RisksBy Mayo Clinic Staff
Labor induction carries various risks, including:
- The need for a C-section. Labor induction is more likely to result in the need for a C-section — particularly if you've never given birth before and your cervix hasn't already begun to thin, soften and dilate (unfavorable cervix).
- Premature birth. Inducing labor too early might result in a premature birth. This poses risks for the baby, such as difficulty breathing.
- Low heart rate. The medication used to induce labor — oxytocin or a prostaglandin — might provoke too many contractions, which can diminish your baby's oxygen supply and lower your baby's heart rate.
- Infection. Labor induction increases the risk of infection for both mother and baby.
- Umbilical cord problems. Labor induction increases the risk of the umbilical cord slipping into the vagina before delivery (umbilical cord prolapse), which might compress the cord and decrease the baby's oxygen supply.
- Uterine rupture. Uterine rupture is a rare but serious complication in which the uterus tears open along the scar line from a prior C-section or major uterine surgery. An emergency C-section is needed to prevent life-threatening complications.

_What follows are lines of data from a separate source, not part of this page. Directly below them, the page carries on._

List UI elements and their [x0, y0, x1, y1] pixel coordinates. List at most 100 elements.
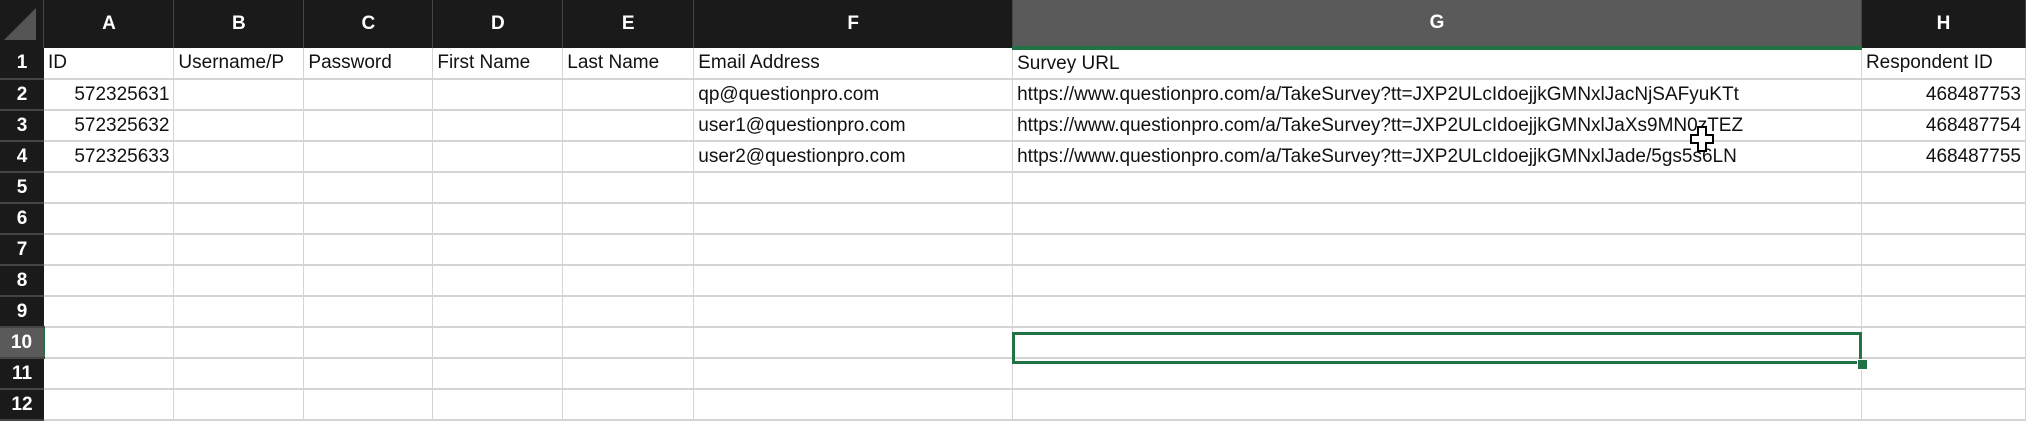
row-header-2[interactable]: 2 [0, 79, 44, 111]
row-header-7[interactable]: 7 [0, 234, 44, 266]
cell-b2[interactable] [173, 79, 305, 111]
cell-d2[interactable] [432, 79, 564, 111]
cell-h3[interactable]: 468487754 [1861, 110, 2026, 142]
column-header-f[interactable]: F [693, 0, 1014, 48]
cell-e5[interactable] [562, 172, 695, 204]
cell-b9[interactable] [173, 296, 305, 328]
select-all-corner[interactable] [0, 0, 45, 48]
row-header-10[interactable]: 10 [0, 327, 45, 359]
cell-c2[interactable] [303, 79, 434, 111]
cell-e9[interactable] [562, 296, 695, 328]
cell-c12[interactable] [303, 389, 434, 421]
cell-b5[interactable] [173, 172, 305, 204]
cell-f11[interactable] [693, 358, 1014, 390]
cell-g8[interactable] [1012, 265, 1862, 297]
cell-f2[interactable]: qp@questionpro.com [693, 79, 1014, 111]
cell-b7[interactable] [173, 234, 305, 266]
cell-h6[interactable] [1861, 203, 2026, 235]
cell-c8[interactable] [303, 265, 434, 297]
cell-g6[interactable] [1012, 203, 1862, 235]
cell-e1[interactable]: Last Name [562, 48, 695, 80]
cell-d5[interactable] [432, 172, 564, 204]
cell-g1[interactable]: Survey URL [1012, 48, 1862, 80]
cell-g7[interactable] [1012, 234, 1862, 266]
cell-a11[interactable] [43, 358, 175, 390]
fill-handle[interactable] [1857, 359, 1868, 370]
cell-d9[interactable] [432, 296, 564, 328]
cell-c7[interactable] [303, 234, 434, 266]
cell-f8[interactable] [693, 265, 1014, 297]
column-header-e[interactable]: E [562, 0, 695, 48]
cell-b12[interactable] [173, 389, 305, 421]
row-header-6[interactable]: 6 [0, 203, 44, 235]
column-header-g[interactable]: G [1012, 0, 1862, 50]
cell-e10[interactable] [562, 327, 695, 359]
cell-b3[interactable] [173, 110, 305, 142]
cell-f5[interactable] [693, 172, 1014, 204]
selected-cell-g10[interactable] [1012, 332, 1862, 364]
cell-c5[interactable] [303, 172, 434, 204]
row-header-8[interactable]: 8 [0, 265, 44, 297]
cell-d4[interactable] [432, 141, 564, 173]
column-header-d[interactable]: D [432, 0, 564, 48]
cell-g3[interactable]: https://www.questionpro.com/a/TakeSurvey… [1012, 110, 1862, 142]
cell-a5[interactable] [43, 172, 175, 204]
cell-h10[interactable] [1861, 327, 2026, 359]
cell-a4[interactable]: 572325633 [43, 141, 175, 173]
cell-d10[interactable] [432, 327, 564, 359]
cell-b6[interactable] [173, 203, 305, 235]
cell-b4[interactable] [173, 141, 305, 173]
cell-d7[interactable] [432, 234, 564, 266]
cell-c4[interactable] [303, 141, 434, 173]
cell-h1[interactable]: Respondent ID [1861, 48, 2026, 80]
cell-g2[interactable]: https://www.questionpro.com/a/TakeSurvey… [1012, 79, 1862, 111]
cell-c6[interactable] [303, 203, 434, 235]
cell-f7[interactable] [693, 234, 1014, 266]
cell-c1[interactable]: Password [303, 48, 434, 80]
cell-e4[interactable] [562, 141, 695, 173]
cell-a12[interactable] [43, 389, 175, 421]
column-header-c[interactable]: C [303, 0, 434, 48]
cell-f12[interactable] [693, 389, 1014, 421]
cell-d3[interactable] [432, 110, 564, 142]
cell-h4[interactable]: 468487755 [1861, 141, 2026, 173]
cell-b11[interactable] [173, 358, 305, 390]
cell-f3[interactable]: user1@questionpro.com [693, 110, 1014, 142]
cell-b1[interactable]: Username/P [173, 48, 305, 80]
cell-b10[interactable] [173, 327, 305, 359]
cell-f1[interactable]: Email Address [693, 48, 1014, 80]
cell-f4[interactable]: user2@questionpro.com [693, 141, 1014, 173]
cell-c9[interactable] [303, 296, 434, 328]
cell-a9[interactable] [43, 296, 175, 328]
row-header-11[interactable]: 11 [0, 358, 44, 390]
cell-a3[interactable]: 572325632 [43, 110, 175, 142]
cell-a8[interactable] [43, 265, 175, 297]
cell-e3[interactable] [562, 110, 695, 142]
cell-c10[interactable] [303, 327, 434, 359]
cell-d6[interactable] [432, 203, 564, 235]
cell-c3[interactable] [303, 110, 434, 142]
row-header-1[interactable]: 1 [0, 48, 44, 80]
row-header-9[interactable]: 9 [0, 296, 44, 328]
cell-h5[interactable] [1861, 172, 2026, 204]
cell-e12[interactable] [562, 389, 695, 421]
cell-e11[interactable] [562, 358, 695, 390]
cell-e7[interactable] [562, 234, 695, 266]
cell-a7[interactable] [43, 234, 175, 266]
cell-d12[interactable] [432, 389, 564, 421]
cell-g9[interactable] [1012, 296, 1862, 328]
cell-e8[interactable] [562, 265, 695, 297]
row-header-5[interactable]: 5 [0, 172, 44, 204]
cell-h12[interactable] [1861, 389, 2026, 421]
cell-a10[interactable] [43, 327, 175, 359]
cell-d8[interactable] [432, 265, 564, 297]
column-header-b[interactable]: B [173, 0, 305, 48]
cell-h11[interactable] [1861, 358, 2026, 390]
column-header-h[interactable]: H [1861, 0, 2026, 48]
cell-e6[interactable] [562, 203, 695, 235]
cell-d1[interactable]: First Name [432, 48, 564, 80]
row-header-4[interactable]: 4 [0, 141, 44, 173]
cell-b8[interactable] [173, 265, 305, 297]
cell-h2[interactable]: 468487753 [1861, 79, 2026, 111]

- Bleeding after delivery. Labor induction increases the risk that your uterine muscles won't properly contract after you give birth (uterine atony), which can lead to serious bleeding after delivery.
Labor induction isn't appropriate for everyone. Labor induction might not be an option if:
- You've had a prior C-section with a classical incision or major surgery on your uterus
- The placenta is blocking your cervix (placenta previa)
- Your baby is lying crosswise in the uterus (transverse fetal lie)
- You have an active genital herpes infection
- Your birth canal is too small to allow for a normal labor or birth
In addition, if you've had a prior C-section with a low transverse incision and have labor induced, you'll be closely monitored. If you've had a prior C-section or major uterine surgery and have labor induced, your health care provider will avoid certain medications to reduce the risk of uterine rupture.